Message par com_71 » 15 Jan 2022, 19:45

Rosa Luxembourg a écrit :Carte postale

Wroncke, le 24 août 1916

Chère Sonitschka, qu’il m’est pénible de ne pas être auprès de vous en ce moment. Mais je vous en prie, gardez la tête haute. Il y a bien des choses qui vont évoluer. Maintenant il vous faut partir, n’importe où, à la campagne, au milieu de la nature, de la beauté, il vous faut trouver un endroit où vous soigner. Cela n’a pas de sens de rester où vous êtes et de continuer à vous déprimer. Il peut se passer encore des semaines avant la dernière instance. Je vous en prie, partez dès que possible… Karl, lui aussi, sera certainement soulagé de savoir que vous prenez du repos. Merci mille fois pour votre chère lettre du 10 et pour les toutes les bonnes choses. Vous verrez, le printemps prochain, nous irons nous promener ensemble, à la campagne et au Jardin botanique ; je m’en réjouis déjà. Mais partez tout de suite, Sonitschka ! Ne pourriez-vous allez sur les bords du lac de Constance, pour vous imprégner un peu de l’atmosphère du Midi ? Avant que vous ne partiez, je voudrais tant vous voir. Adressez une requête à la Kommandantur. Ne tardez pas à m’écrire un petit mot. Gardez courage, malgré tout. Je vous embrasse.

Votre Rosa
**************************************
Wroncke, le 21 novembre 1916

Ma chère petite Sonitschka, j’ai appris par Mathilde que votre frère est mort à la guerre, et cette nouvelle épreuve qui vous est infligée me bouleverse. Rien ne vous aura été épargné depuis quelque temps. Et dire que je ne puis même pas être auprès de vous pour vous réconforter un peu et vous redonner du courage !… Je suis aussi très inquiète pour votre mère. Comment supportera-t-elle ce nouveau choc ? Nous vivons une bien triste époque, et nous devons sans cesse ajouter un nom à la longue liste des morts. A vrai dire, chaque mois peut, comme à Sébastopol, compter pour une année. J’espère vous voir très bientôt et je vous attends avec impatience.

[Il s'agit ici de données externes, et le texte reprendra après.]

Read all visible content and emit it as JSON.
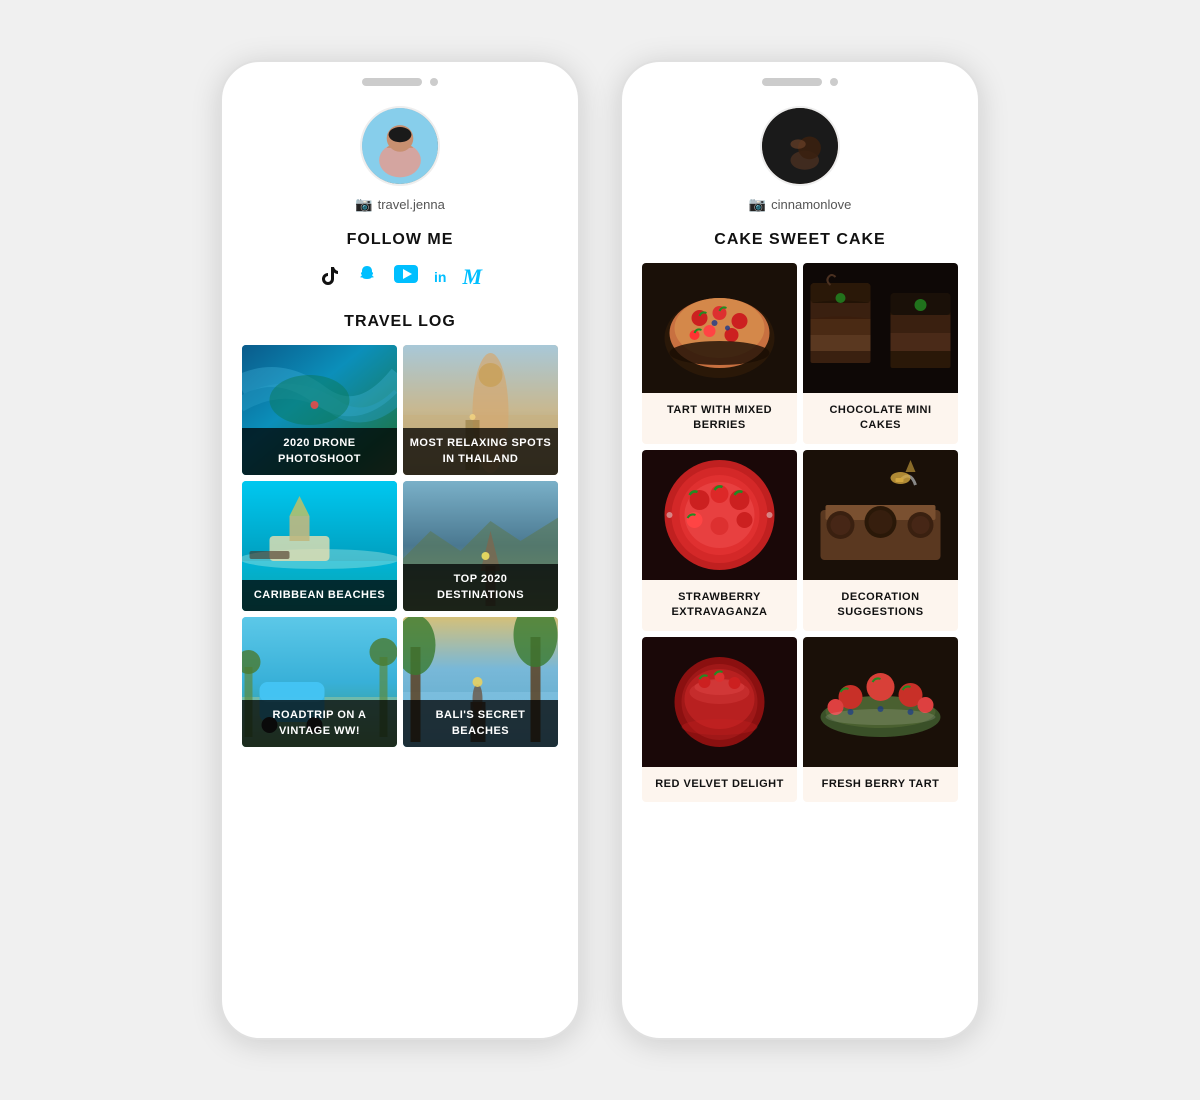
{
  "phone1": {
    "username": "travel.jenna",
    "follow_label": "FOLLOW ME",
    "travel_log_label": "TRAVEL LOG",
    "social_icons": [
      {
        "name": "tiktok",
        "symbol": "♪",
        "label": "TikTok"
      },
      {
        "name": "snapchat",
        "symbol": "👻",
        "label": "Snapchat"
      },
      {
        "name": "youtube",
        "symbol": "▶",
        "label": "YouTube"
      },
      {
        "name": "linkedin",
        "symbol": "in",
        "label": "LinkedIn"
      },
      {
        "name": "medium",
        "symbol": "M",
        "label": "Medium"
      }
    ],
    "posts": [
      {
        "id": "drone",
        "caption": "2020 DRONE PHOTOSHOOT"
      },
      {
        "id": "thailand",
        "caption": "MOST RELAXING SPOTS IN THAILAND"
      },
      {
        "id": "caribbean",
        "caption": "CARIBBEAN BEACHES"
      },
      {
        "id": "destinations",
        "caption": "TOP 2020 DESTINATIONS"
      },
      {
        "id": "roadtrip",
        "caption": "ROADTRIP ON A VINTAGE WW!"
      },
      {
        "id": "bali",
        "caption": "BALI'S SECRET BEACHES"
      }
    ]
  },
  "phone2": {
    "username": "cinnamonlove",
    "blog_label": "CAKE SWEET CAKE",
    "posts": [
      {
        "id": "tart",
        "caption": "TART WITH MIXED BERRIES"
      },
      {
        "id": "chocmini",
        "caption": "CHOCOLATE MINI CAKES"
      },
      {
        "id": "strawberry",
        "caption": "STRAWBERRY EXTRAVAGANZA"
      },
      {
        "id": "decoration",
        "caption": "DECORATION SUGGESTIONS"
      },
      {
        "id": "cake5",
        "caption": "RED VELVET DELIGHT"
      },
      {
        "id": "cake6",
        "caption": "FRESH BERRY TART"
      }
    ]
  }
}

Comment avez-vous appris la mort de votre frère, par votre mère ou directement ? Avez-vous des nouvelles de votre autre frère ? Je voulais tant vous envoyer quelque chose par l’intermédiaire de Mathilde, mais je n’ai rien d’autre ici que ce petit fichu bariolé ; il vous fera peut-être sourire, mais il vous dira simplement que je vous aime beaucoup. Ne tardez pas à m’envoyer un petit mot pour que je sache qu’el est votre état d’esprit. Toutes mes amitiés à Karl. Je vous embrasse.

Votre Rosa

Mon souvenir affectueux aux enfants
**********************************************
Wroncke, le 15 janvier 1917

Ah ! J’ai passé aujourd’hui un moment très pénible. A 3h19, le sifflet de la locomotive m’avertit du départ de Mathilde, et j’ai couru comme une bête en cage tout le long du mur, faisant et refaisant la « promenade » habituelle. J’avais le cœur crispé à l’idée que je ne pouvais partir moi aussi. Oh ! Partir ! Mais cela ne fait rien. Mon cœur a reçu une tape, ensuite il s’est tenu tranquille ; il est habitué à obéir comme un chien bien dressé. Ne parlons plus de moi.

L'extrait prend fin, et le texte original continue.